Im Sommer herrschen über Monate Außentemperaturen von 35 bis über 40 Grad. „Dann ist es eigentlich immer heiß." Also blieben alle Fenster geöffnet und dem Staub der Wüste ausgesetzt, weil es sonst kaum erträglich wäre.  „In Coronazeiten wird die Eröffnung der Schulen Mitte Oktober eine Riesenherausforderung, da Abstandsregeln wie in Deutschland einfach nicht umsetzbar sind." Mit ihrer Organisation betrachtet Fließ die Gesamtsituation in den Dörfern: Wie viele Kinder gehen zur Schule, wie weit sind deren Schulwege, in welchem Zustand sind die Schulgebäude? „Wir haben dann die Möglichkeiten die Gebäude zu sanieren, sie zu Erweitern oder neu zu bauen."

Außerdem würden Schulleiter, Lehrer und Sozialarbeiter über mindestens drei Jahre qualifiziert und weitergebildet. Bianca Fliß ist in 200 Schulen tätig. Und obwohl sie bei ihrer Arbeite mit viel Armut und Not zu tun hat, ist ihr Ägypten ans Herz gewachsen.
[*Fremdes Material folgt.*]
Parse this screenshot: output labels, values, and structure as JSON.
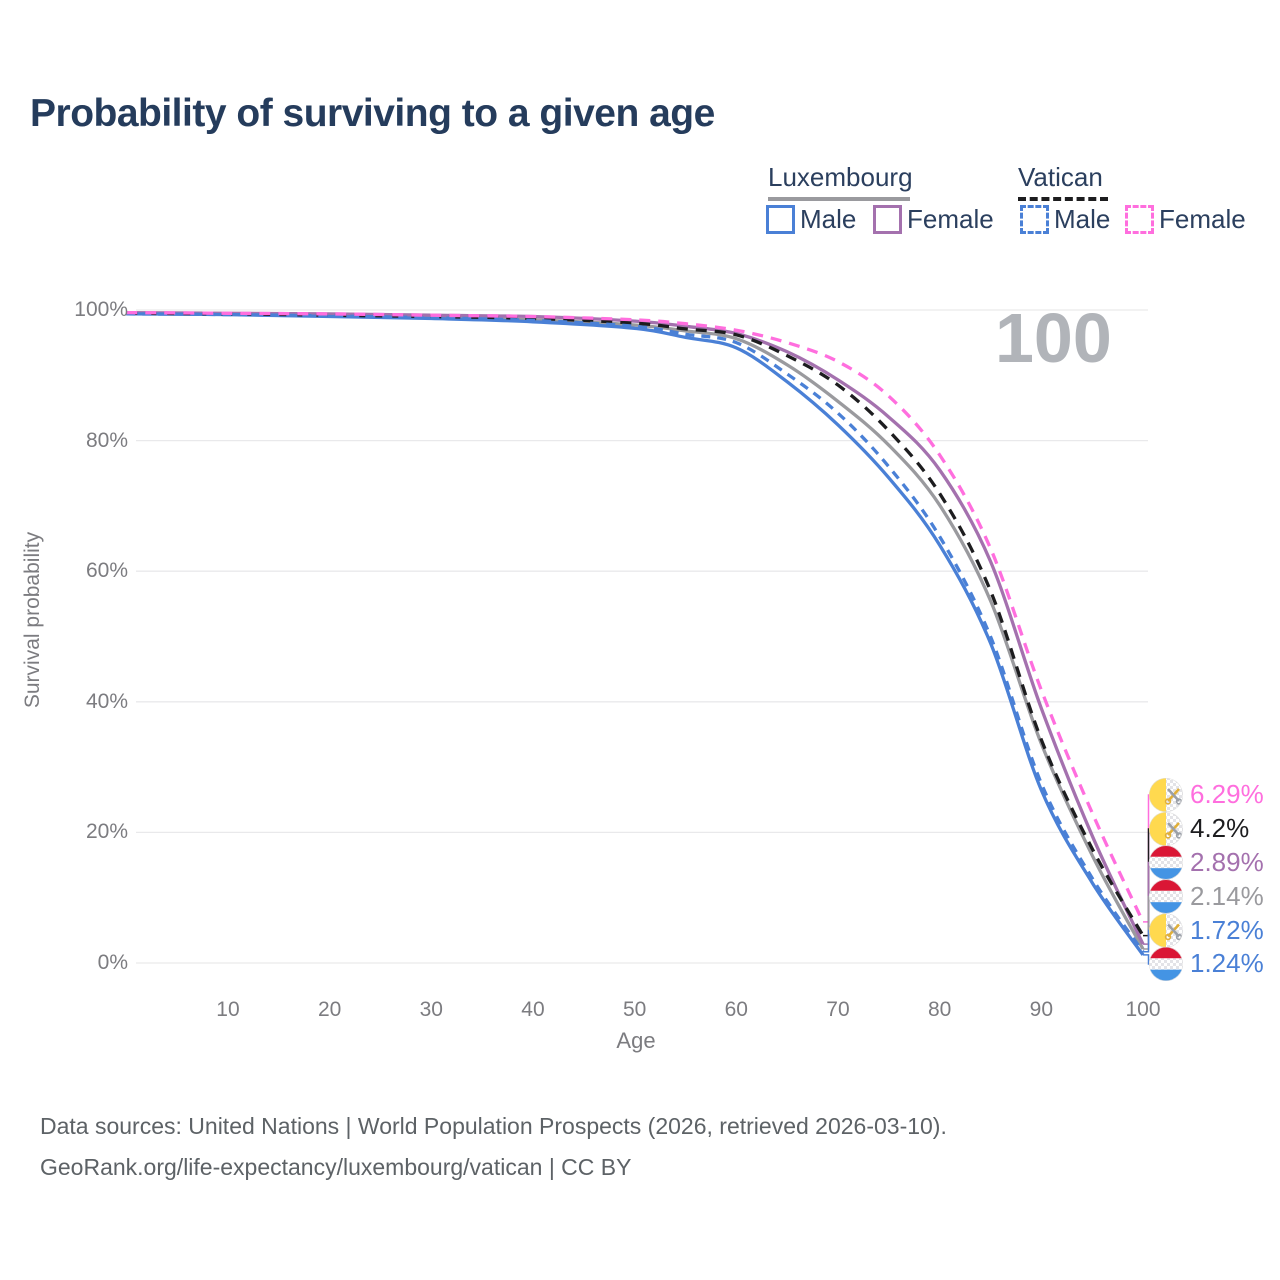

Ist doch das Land mit ihrem persönlichen Lebensglück verbunden, hat sie doch ihren Mann Ahmed Galal Shenishan in ihrer zweiten Heimat kennengelernt.

Planänderungen

Derzeit muss sie dieser aufgrund der Corona-Regeln ein wenig länger fern bleiben als geplant und habe daher ihren Aufenthalt in der alten Heimat Deutschland für den Vortrag nutzen wollen. „Irgendwann kommt man dahin, wo man im tiefsten Inneren hinmöchte, auch wenn es manchmal ein wenig dauert", bilanzierte Bianca Fliß ihre Erfahrungen.